Another company making the cut is Vanguard Semiconductor, which is majority owned by TSMC. Negyal explains: “It is a beneficiary of the semiconductor outsourcing trend in analogue and mixed signal devices. The ROE of the core business is over 50%, cash accounts for 70% of its balance sheet and fixed asset turnover is over 2 times. There is further room to grow its top-line, while improving its ROE and management plans to return excess cash to shareholders at a rate that equates to 8% dividend yield.”
Like Hardenberg, he also lists Samsung Electronics, adding it to this portfolio for the first time in October, precisely because of its change in dividend policy.
“The company now aims to return a higher percentage of free cash flow to shareholders than before both via dividends as well as share buybacks. Crucially, shares repurchased will be cancelled which was an important development compared to previous buybacks,” he adds.
Darius McDermott, managing director of Chelsea Financial Services, describes technology as a very entrepreneurial and an exciting sector.
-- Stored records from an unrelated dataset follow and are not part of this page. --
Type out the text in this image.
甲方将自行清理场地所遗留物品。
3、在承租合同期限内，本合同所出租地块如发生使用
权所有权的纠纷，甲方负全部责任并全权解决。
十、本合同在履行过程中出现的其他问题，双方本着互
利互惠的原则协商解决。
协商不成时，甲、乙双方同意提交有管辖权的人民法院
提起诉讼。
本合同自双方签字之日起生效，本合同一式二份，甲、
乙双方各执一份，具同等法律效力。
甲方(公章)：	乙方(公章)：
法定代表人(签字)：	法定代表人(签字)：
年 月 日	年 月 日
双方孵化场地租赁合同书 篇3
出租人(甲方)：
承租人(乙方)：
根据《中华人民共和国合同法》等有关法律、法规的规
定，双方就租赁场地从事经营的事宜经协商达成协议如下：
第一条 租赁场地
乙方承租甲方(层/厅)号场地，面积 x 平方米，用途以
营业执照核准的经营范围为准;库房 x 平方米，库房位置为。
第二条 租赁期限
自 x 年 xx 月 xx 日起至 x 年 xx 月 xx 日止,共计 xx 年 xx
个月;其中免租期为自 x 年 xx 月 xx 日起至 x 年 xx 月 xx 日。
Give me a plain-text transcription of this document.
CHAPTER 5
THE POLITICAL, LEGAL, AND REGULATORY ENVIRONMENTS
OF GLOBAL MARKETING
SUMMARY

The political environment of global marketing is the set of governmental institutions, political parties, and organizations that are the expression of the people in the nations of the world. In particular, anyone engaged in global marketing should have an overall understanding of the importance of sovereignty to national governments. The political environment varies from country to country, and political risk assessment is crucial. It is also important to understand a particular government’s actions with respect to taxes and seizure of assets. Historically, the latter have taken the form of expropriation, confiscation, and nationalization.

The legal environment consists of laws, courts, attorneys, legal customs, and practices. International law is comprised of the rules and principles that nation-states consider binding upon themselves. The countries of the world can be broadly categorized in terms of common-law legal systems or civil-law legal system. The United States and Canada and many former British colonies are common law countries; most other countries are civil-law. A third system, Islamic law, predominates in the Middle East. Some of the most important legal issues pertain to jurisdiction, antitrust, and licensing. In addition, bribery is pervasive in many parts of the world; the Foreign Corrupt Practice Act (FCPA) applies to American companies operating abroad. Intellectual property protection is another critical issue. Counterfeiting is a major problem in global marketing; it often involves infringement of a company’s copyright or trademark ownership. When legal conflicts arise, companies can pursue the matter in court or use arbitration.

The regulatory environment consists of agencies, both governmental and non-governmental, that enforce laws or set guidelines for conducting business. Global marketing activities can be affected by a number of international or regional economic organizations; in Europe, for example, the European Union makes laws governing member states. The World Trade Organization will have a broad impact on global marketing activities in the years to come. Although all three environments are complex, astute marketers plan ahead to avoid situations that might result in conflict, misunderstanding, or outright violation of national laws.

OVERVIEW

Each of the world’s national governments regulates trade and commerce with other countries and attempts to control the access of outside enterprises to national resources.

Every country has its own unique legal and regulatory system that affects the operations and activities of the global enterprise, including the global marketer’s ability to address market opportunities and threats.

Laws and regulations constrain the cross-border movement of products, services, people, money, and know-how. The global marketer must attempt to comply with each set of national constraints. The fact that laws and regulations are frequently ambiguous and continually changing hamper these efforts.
However he believes it makes a good satellite investment opportunity, rather than being a core holding.
He explains that technology spans almost every other industry in some way, such as advances in healthcare – 3D printing of braces and virtual doctor mobile apps – through to retail.
“It touches almost everything in our lives and is very quick to evolve. Some parts of the technology sector are fair value to expensive at the moment, especially as many tech stocks are in the US. But there are still opportunities and EM tech stocks are an option. Some of the EM rally has indeed been led by companies such as Tencent (gaming apps), Alibaba and JD.com (both Amazon’esque’).”
He adds the Chinese government in particular is keen to promote the Chinese tech sector as it is a new area for job creation as it goes to a more service-led economy.
However, he cautions investors to be careful as just as many tech stocks go bust as become the next ‘Apple’. It can be a very volatile sector and investors (and the market) can get overexcited and stocks overvalued very quickly.
“You need a good fund manager who can do thorough research and stick to process and not get carried away. We like AXA Framlington Global Technology and Polar Capital Technology investment trust. For a different type of ‘play’ on this theme you could consider JOHCM Emerging Markets fund as the manager is very keen on tech stocks at the moment.”